Eratosthenes made several important contributions to mathematics and science. But his greatest work is in Geography, a discipline he’s credited with creating, including its early theories and concepts. In this, the measurement of the Earth’s circumference is the most famous among the results obtained by Eratosthenes, who estimated that the meridian has a length of 252,000 stadia (39,060-40,320 km), with an error on the real value between −2.4% and +0.8% (assuming a value for the stadion between 155 and 160 metres). Eratosthenes described his arc measurement technique, in a book ‘On the Measure of the Earth’.

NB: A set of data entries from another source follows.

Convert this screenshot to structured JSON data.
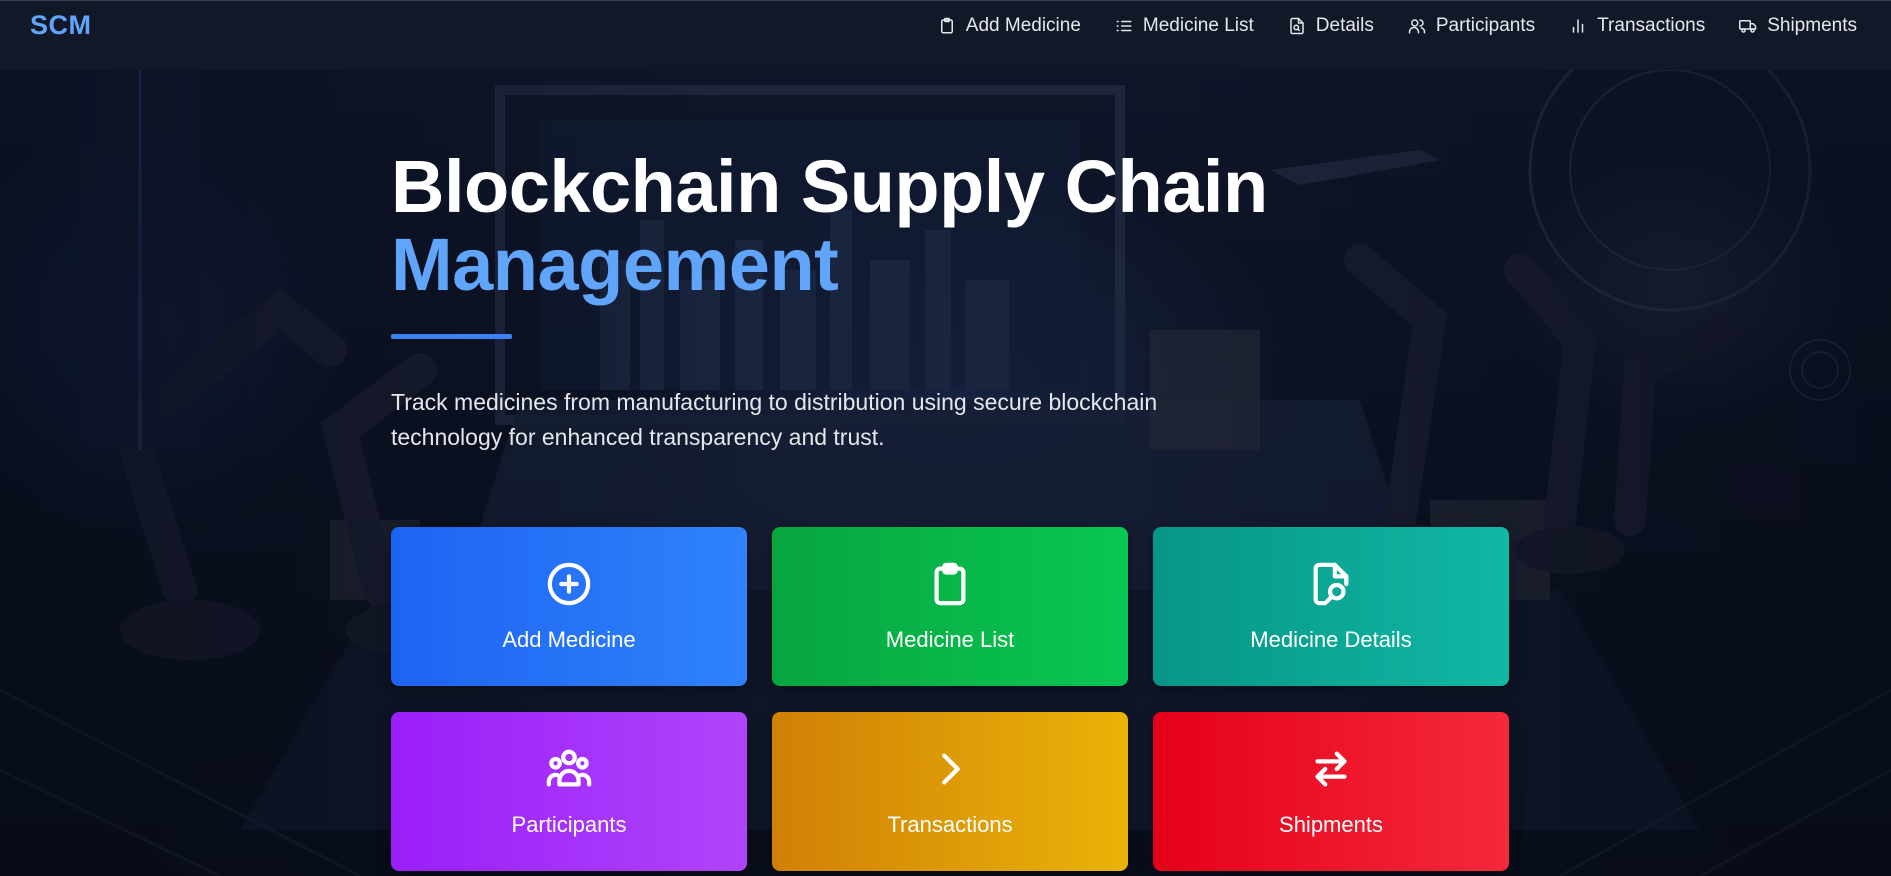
{
  "nav": {
    "brand": "SCM",
    "items": [
      {
        "label": "Add Medicine",
        "icon": "clipboard-icon"
      },
      {
        "label": "Medicine List",
        "icon": "list-icon"
      },
      {
        "label": "Details",
        "icon": "file-search-icon"
      },
      {
        "label": "Participants",
        "icon": "users-icon"
      },
      {
        "label": "Transactions",
        "icon": "bar-chart-icon"
      },
      {
        "label": "Shipments",
        "icon": "truck-icon"
      }
    ]
  },
  "hero": {
    "title_line1": "Blockchain Supply Chain",
    "title_line2": "Management",
    "subtitle": "Track medicines from manufacturing to distribution using secure blockchain technology for enhanced transparency and trust."
  },
  "cards": [
    {
      "label": "Add Medicine",
      "icon": "plus-circle-icon",
      "color": "#2563eb"
    },
    {
      "label": "Medicine List",
      "icon": "clipboard-icon",
      "color": "#16a34a"
    },
    {
      "label": "Medicine Details",
      "icon": "file-search-icon",
      "color": "#0d9488"
    },
    {
      "label": "Participants",
      "icon": "users-icon",
      "color": "#a333fa"
    },
    {
      "label": "Transactions",
      "icon": "chevron-right-icon",
      "color": "#e0a008"
    },
    {
      "label": "Shipments",
      "icon": "arrows-exchange-icon",
      "color": "#ee1c2e"
    }
  ],
  "colors": {
    "accent": "#60a5fa",
    "navbar_bg": "#111827",
    "underline": "#3b82f6"
  }
}
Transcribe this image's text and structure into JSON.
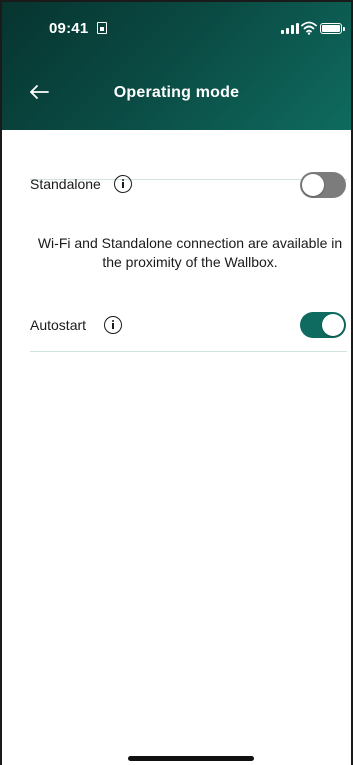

Using his discoveries and knowledge of the size and shape of the Earth, he began to sketch it. Using travel manuscripts at the Library of Alexandria, he pieced together an accurate map. In his three-volume ‘Geographika’, he described and mapped his entire known world, even dividing the Earth into five climate zones -- two freezing zones around the poles, two temperate zones, and a zone encompassing the equator and tropics. He placed grids of overlapping lines over the Earth’s surface, and used parallels and meridians to link together every place in the world.

It now became possible to estimate one’s distance from remote locations with this network on Earth. Geographika contained the names of over 400 cities and their locations, and also geographical terms still in use today. He was also the first to calculate Earth’s axial tilt. The ‘Father of Geography’ died in 194 BCE.